Saturday, May 14, 2005

Current Events

On Thursday night, I had resigned myself to a 'blah' session at my home cashgame. I rallied late, thanks in part to recognizing that Shawn bluffs at everything when the game gets down to four-handed. Kida had a good session, and bluffed me off the river to a scary board (A-8-7, 9, 6). Hopefully he'll resume being a regular at my game. He's fun. And he's made a copy of the Kayne West cd for me, but keeps forgetting to bring it.

Once again, Albert hit quads while we were four-handed. Unreal. This time, it wasn't me paying him off, but Shawn. In for $20, out for $22.

~~

Friday night at the PCS was enjoyable. Start of a new season there, and John's got a few new things going. It was the first time we played with $5 bounties, and I brought along Albert. The PCS has a refer-a-friend deal going this season. If the person you refer qualifies for the Championship, you get a free buy-in to the Championship.

My play was quiet for the rebuy phase, though my table wasn't. Geoff and Esteban pissed each other off early. Esteban doubled up on Geoff on the first hand, but Geoff had the last laugh, busting him on two consecutive hands much later in the tourney. Muto and Dallion saw more than 2/3's of the flops. An action table, and my cards wouldn't cooperate.

Right after the rebuy phase, I raised it up with pocket tens UTG. Foy called, then put me all-in when I bet on the 8-high flop. I called after some thought (It's Foy. He plays fast and loose. And any two cards.) to see his pocket 9's. Double up!!

I gave half of it back later when I was the second caller of Foy's raise with JT-spades in the small blind. I took a $35 stab at the pot when the board flopped J-high. Geoff pushed all-in, exposed a jack, and I folded. He showed his ace kicker before mucking.

AQ offsuit in my small blind ($4/$8 blinds), with two limpers in... damn right I'm gonna push. Foy called my $70 total, then hit two pair with his K8-spades. 11th out of 20. $55 in, $0 out.
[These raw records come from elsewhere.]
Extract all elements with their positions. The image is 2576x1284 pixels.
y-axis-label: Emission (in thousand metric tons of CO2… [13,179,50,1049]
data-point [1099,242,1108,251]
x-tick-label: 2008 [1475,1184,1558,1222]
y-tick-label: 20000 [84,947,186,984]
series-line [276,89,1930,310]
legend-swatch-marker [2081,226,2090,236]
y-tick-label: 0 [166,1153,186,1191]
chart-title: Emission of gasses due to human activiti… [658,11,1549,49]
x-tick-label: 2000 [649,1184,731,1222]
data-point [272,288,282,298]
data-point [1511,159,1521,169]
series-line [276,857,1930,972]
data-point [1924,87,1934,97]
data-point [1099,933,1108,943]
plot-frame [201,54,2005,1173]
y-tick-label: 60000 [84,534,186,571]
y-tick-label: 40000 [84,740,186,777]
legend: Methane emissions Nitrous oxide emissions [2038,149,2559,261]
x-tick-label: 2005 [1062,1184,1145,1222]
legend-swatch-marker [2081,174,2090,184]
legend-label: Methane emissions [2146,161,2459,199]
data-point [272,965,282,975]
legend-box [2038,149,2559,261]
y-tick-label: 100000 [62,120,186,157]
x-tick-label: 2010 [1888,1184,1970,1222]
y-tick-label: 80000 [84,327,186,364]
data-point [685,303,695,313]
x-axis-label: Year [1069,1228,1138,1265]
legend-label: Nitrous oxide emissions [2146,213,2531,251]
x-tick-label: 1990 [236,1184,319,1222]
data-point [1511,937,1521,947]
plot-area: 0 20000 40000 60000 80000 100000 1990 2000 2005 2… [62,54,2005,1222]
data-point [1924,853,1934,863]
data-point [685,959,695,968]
Albert kicked some butt though. On the drive up, I brief him on the tendencies of most of the PCS regulars. One tip in particular won him a hand he probably would've folded. He check-called Dallion's bet on a board of K-Q-3, 7, 2. Albert's pocket tens beat Dallion's pocket eights.

Albert had a good rush of cards when the action hit six-handed, and parlayed those chips into a second place finish. Geoff was the dominant chipleader throughout most of the tourney, and Albert needed more than two double-ups to pull even when they faced off. Albert got tricky with pocket twos heads-up, and Geoff wasn't going to fold his OESD. The turn locked up Geoff's first PCS win.

Looking back, Albert was a bit too protective of his chips and scared of facing off with Geoff when it was about four-handed. Geoff pushed him off a hand, showed K-high, and Albert was perfectly fine with keeping out of danger. It's easy to second-guess, but the heads-up action might have been a little different if Albert had taken a few chunks out of Geoff's chip tower along the way.

~~

My poker bankroll is doing well due to my Season 4 results. I missed out on a chance to play in some medium buy-in events at Commerce. Derek and Albert went there this week, playing in the $30 and $40 single-table satellites. They both played their way into the $220 and $330 MTT's there. Derek finished in the money in 25th, getting busting with pocket aces on the button. Three all-ins before him, and only the guy with QQ had him covered. The other two hands were 77 and 55. The flop? Q-7-5. Harsh.

I'm not to a point where I want to directly enter these types of tourneys, but I think giving a few single table satellites a chance would be a good idea.